Reid drew applause during his joint address to the Nevada Legislature Tuesday when he said, "Nevada needs to be known as the first place for innovation and investment -- not the last place where prostitution is still legal."
But his call for lawmakers to "outlaw prostitution" drew silence, the Sun said.
Assembly Speaker John Oceguera, a Democrat, said the issue was low on his list.
"I share Senator Reid's concern, and I understand where he is coming from," Oceguera said in a statement. "Once we have addressed this budget crisis and the Nevada economy, we will take a close look at the issue and its effect on our state."
Nevada Gov.
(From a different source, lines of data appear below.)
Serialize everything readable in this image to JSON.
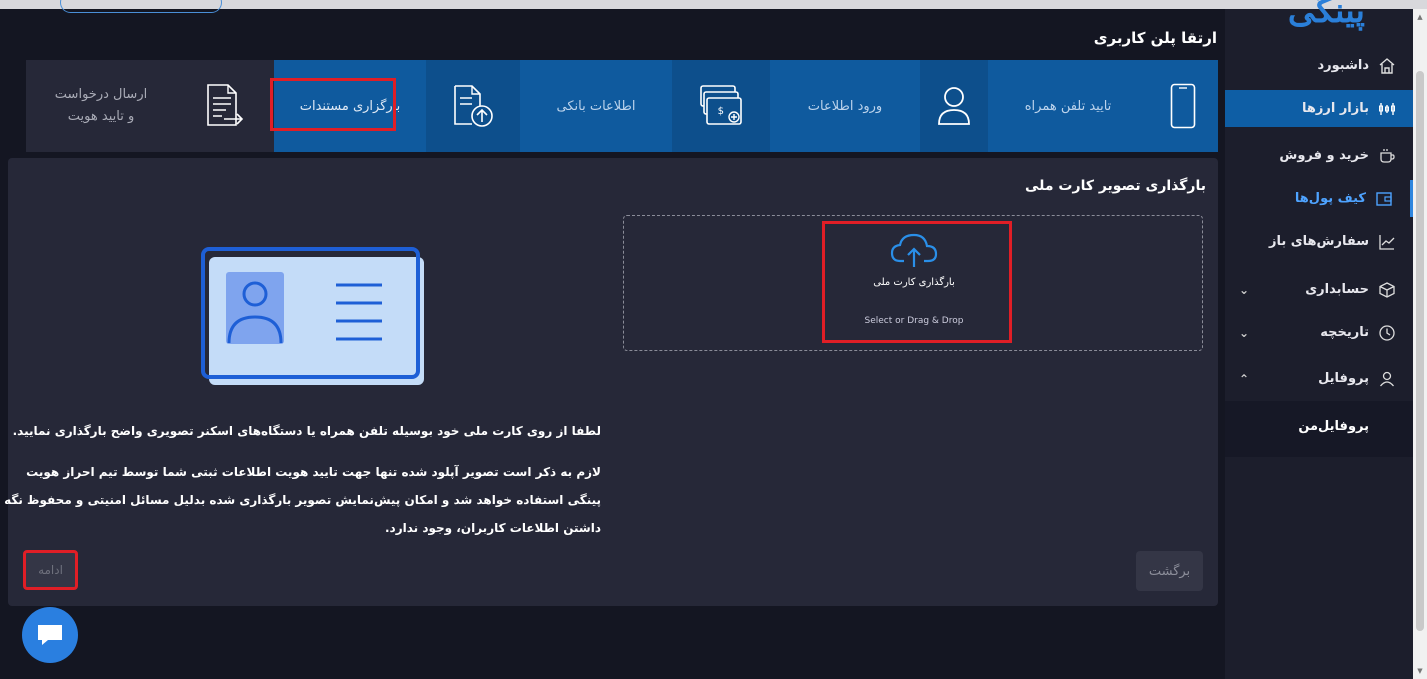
{
  "page_title": "ارتقا پلن کاربری",
  "brand": {
    "logo_text": "پینگی"
  },
  "sidebar": {
    "items": [
      {
        "label": "داشبورد",
        "icon": "home-icon"
      },
      {
        "label": "بازار ارزها",
        "icon": "market-icon",
        "active": true
      },
      {
        "label": "خرید و فروش",
        "icon": "cup-icon"
      },
      {
        "label": "کیف پول‌ها",
        "icon": "wallet-icon",
        "highlighted": true
      },
      {
        "label": "سفارش‌های باز",
        "icon": "chart-icon"
      },
      {
        "label": "حسابداری",
        "icon": "cube-icon",
        "expandable": true
      },
      {
        "label": "تاریخچه",
        "icon": "clock-icon",
        "expandable": true
      },
      {
        "label": "پروفایل",
        "icon": "user-icon",
        "expanded": true
      }
    ],
    "sub_items": [
      {
        "label": "پروفایل‌من"
      }
    ]
  },
  "steps": {
    "phone": "تایید تلفن همراه",
    "info": "ورود اطلاعات",
    "bank": "اطلاعات بانکی",
    "upload": "بارگزاری مستندات",
    "send_line1": "ارسال درخواست",
    "send_line2": "و تایید هویت"
  },
  "card": {
    "title": "بارگذاری تصویر کارت ملی",
    "upload_title": "بارگذاری کارت ملی",
    "upload_hint": "Select or Drag & Drop",
    "text1_a": "لطفا از روی کارت ملی خود بوسیله تلفن همراه یا دستگاه‌های اسکنر ",
    "text1_b": "تصویری واضح",
    "text1_c": " بارگذاری نمایید.",
    "text2": "لازم به ذکر است تصویر آپلود شده تنها جهت تایید هویت اطلاعات ثبتی شما توسط تیم احراز هویت پینگی استفاده خواهد شد و امکان پیش‌نمایش تصویر بارگذاری شده بدلیل مسائل امنیتی و محفوظ نگه داشتن اطلاعات کاربران، وجود ندارد."
  },
  "buttons": {
    "back": "برگشت",
    "next": "ادامه"
  },
  "colors": {
    "accent": "#2a7fe0",
    "step_active": "#0f5a9e",
    "highlight_box": "#e01e26",
    "background": "#141622",
    "card": "#262838"
  }
}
Brian Sandoval said his discussions didn't indicate legalized prostitution was a barrier to economic development.
"I've toured 100 businesses and talked with a lot of people," Sandoval said, "and it did not come up in any conversation that I had in regard to Nevada's ability to attract businesses here."
The one brothel owner attending Reid's speech, Dennis Hof of the Moonlite Bunny Ranch, told reporters, "Harry Reid will have to pry the cathouse keys from my cold, dead hands."
Legislators of both parties generally consider legal prostitution in Nevada, the only state that permits it, as a matter of local control by the rural counties where it is allowed, Politico said. There are 28 legal brothels in the state.